古き鎌倉再見 その4

神仏分離真っただ中の鶴岡八幡宮

 幕末まで八幡宮は「鶴岡八幡宮寺」という神仏習合の寺院でした。当所以外の神社や仏閣も神仏分離の影響は少なからず受けていますが、ここでは割愛します。ことに八幡宮の場合は写真や史料が残っており、短い期間のうちに仏教的な要素がことごとく取り壊されたことがこれらの資料から伺えます。
 『鶴岡八幡宮年表』(平成8年 鶴岡八幡宮)によれば、慶応4年(1868)3月14日に五箇条の御誓文が発せられ、明治と改元した9月には、それまでの鶴岡八幡宮寺の供僧(ぐそう)や小別当(べっとう)ら僧籍にあった人々が一旦俗人となったのち、新たに神職となって総神主や大禰宜(ねぎ)と称しました。総神主は12人もいたそうです。明治3年(1870)5月には、先に発せられた慶応4年3月13日の布告にもとづいて境内の仏堂を取り除き、仁王門の跡には鳥居を建立し、それらの事を神奈川県へ届出ています。神仏分離の政策は直接仏教攻撃を意図したものではありませんでしたが、一連のこの行為は平田派国学の影響を受けた人々によって行われたとか、あるいは県からたびたび催促があったため、やむを得ずなされたとか言われております(年月日は旧暦)。
 今回と次回は、この頃創刊した英字週刊誌『ザ・ファー・イースト』の貼込み写真の中から、神仏分離の様子を伝える資料を選んで紹介します。

写真:鎌倉の社寺
写真1 “TEMPLES AT KAMAKURA.(鎌倉の社寺)”
『ザ・ファー・イースト』1870年6月13日号
(横浜美術館蔵)


 前回紹介したベアトの写真(写真4)とほぼ同時期に撮影されたものです。イギリス人のブラックが発行した『ザ・ファー・イースト』1870年6月13日号(旧暦明治3年5月15日)の「鎌倉の寺院」の項には、八幡宮の鐘が打ち壊されたという記事があり、このほかさらに、大塔の屋根の頂にあった青銅の相輪がなくなっていることを僧侶に尋ねたところ、「現在の政府が実権を握って以来、とりはずされたのだ」というようなことも述べられています(『よこれき双書 第4巻 外人記者のみた横浜―“ファー・イースト”にひろう』大野利兵衛訳編 昭和59年 横浜歴史研究普及会)。
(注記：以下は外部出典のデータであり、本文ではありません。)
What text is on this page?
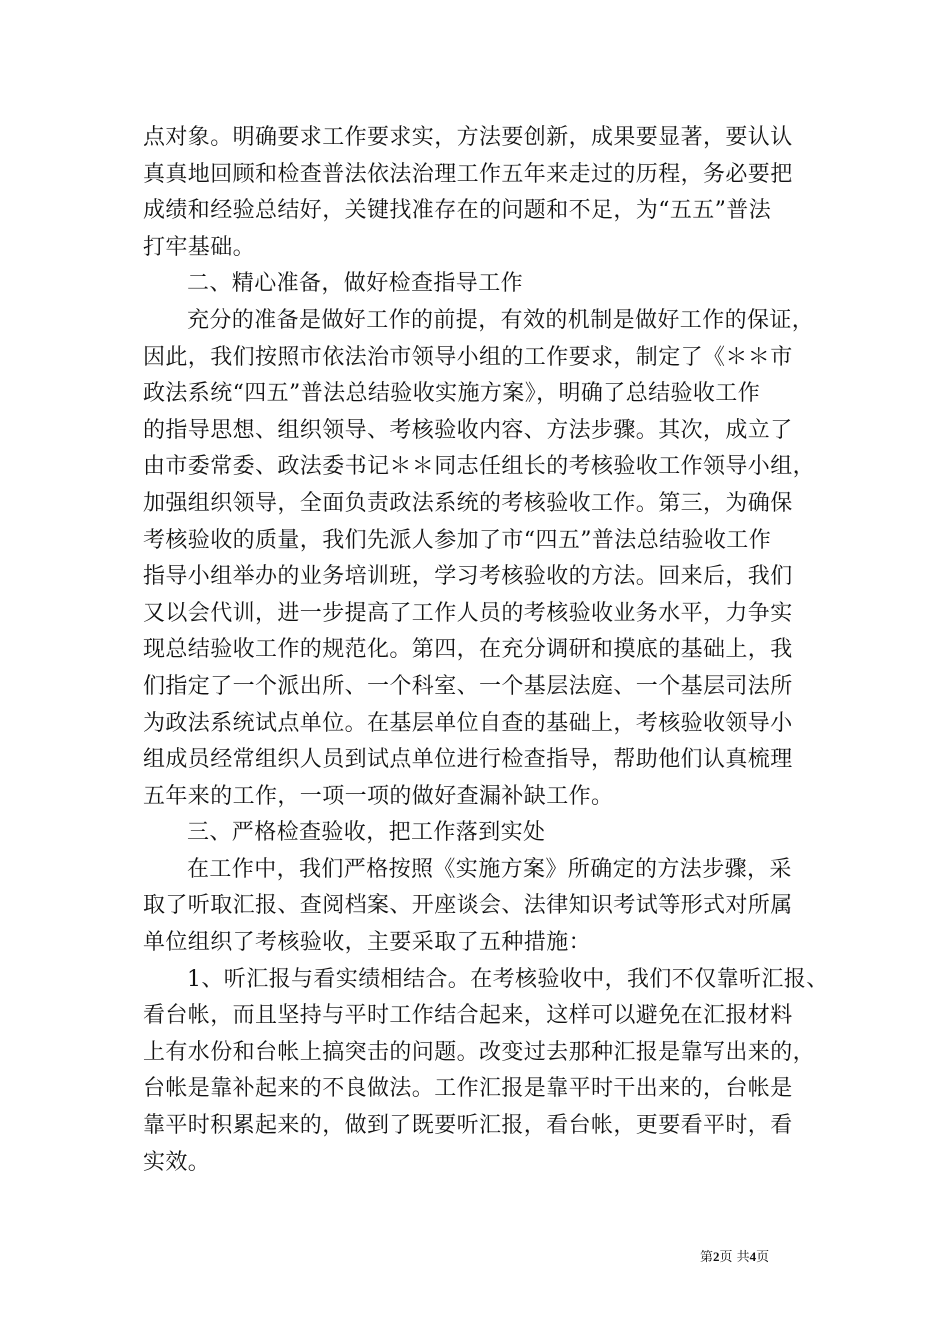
点对象。明确要求工作要求实，方法要创新，成果要显著，要认认
真真地回顾和检查普法依法治理工作五年来走过的历程，务必要把
成绩和经验总结好，关键找准存在的问题和不足，为“五五”普法
打牢基础。
二、精心准备，做好检查指导工作
充分的准备是做好工作的前提，有效的机制是做好工作的保证，
因此，我们按照市依法治市领导小组的工作要求，制定了《＊＊市
政法系统“四五”普法总结验收实施方案》，明确了总结验收工作
的指导思想、组织领导、考核验收内容、方法步骤。其次，成立了
由市委常委、政法委书记＊＊同志任组长的考核验收工作领导小组，
加强组织领导，全面负责政法系统的考核验收工作。第三，为确保
考核验收的质量，我们先派人参加了市“四五”普法总结验收工作
指导小组举办的业务培训班，学习考核验收的方法。回来后，我们
又以会代训，进一步提高了工作人员的考核验收业务水平，力争实
现总结验收工作的规范化。第四，在充分调研和摸底的基础上，我
们指定了一个派出所、一个科室、一个基层法庭、一个基层司法所
为政法系统试点单位。在基层单位自查的基础上，考核验收领导小
组成员经常组织人员到试点单位进行检查指导，帮助他们认真梳理
五年来的工作，一项一项的做好查漏补缺工作。
三、严格检查验收，把工作落到实处
在工作中，我们严格按照《实施方案》所确定的方法步骤，采
取了听取汇报、查阅档案、开座谈会、法律知识考试等形式对所属
单位组织了考核验收，主要采取了五种措施：
1、听汇报与看实绩相结合。在考核验收中，我们不仅靠听汇报、
看台帐，而且坚持与平时工作结合起来，这样可以避免在汇报材料
上有水份和台帐上搞突击的问题。改变过去那种汇报是靠写出来的，
台帐是靠补起来的不良做法。工作汇报是靠平时干出来的，台帐是
靠平时积累起来的，做到了既要听汇报，看台帐，更要看平时，看
实效。
第2页 共4页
写真を見ると、大塔の屋根の頂きがまさに相輪を抜き取った直後であることを示すように、3本の短い突起がむなしく天を見つめているようにも思えます。大塔が解体される前段階の姿かも知れません。
写真:鎌倉の一群の社寺
写真2 “GROUP OF TEMPLES, KAMAKURA, JAPAN.(鎌倉の一群の社寺)”
『ザ・ファー・イースト』1870年6月13日号
(横浜美術館蔵)


 右下は若宮、左下は神楽殿です。神楽殿のかやぶき屋根が前回のベアトの写真(写真2)と比べて荒れているようなのが少し気になります。石階の右下は石の手水鉢、これは寛文7年(1667)に建ったといい、その右の小さい祠は高良明神という祠でしたが、明治初期の写真には両方とも見えません。なお若宮は、現在は県指定重要文化財であり、写真はその最も古い姿を伝えています。
写真:『ザ・ファー・イースト』
写真3 “TEMPLES AT KAMAKURA.”『ザ・ファー・イースト』
1870年8月16日号(旧暦明治3年7月20日)
(横浜美術館蔵)


 画面中央奥が鐘楼で、左が大塔。写真1と同じ時に撮影されたと思われます。鐘楼の中にはすでに鐘はなく、さらにこの2棟は神仏分離で失われました。この号が発行された時にはもうなかったかも知れません。

註:文中の年月日には、あえて「(旧暦)」と表示しました。わが国の暦を西暦と合わせたは明治5年12月3日のことで、その日を6年(1873)1月1日とするまでずれていたからです。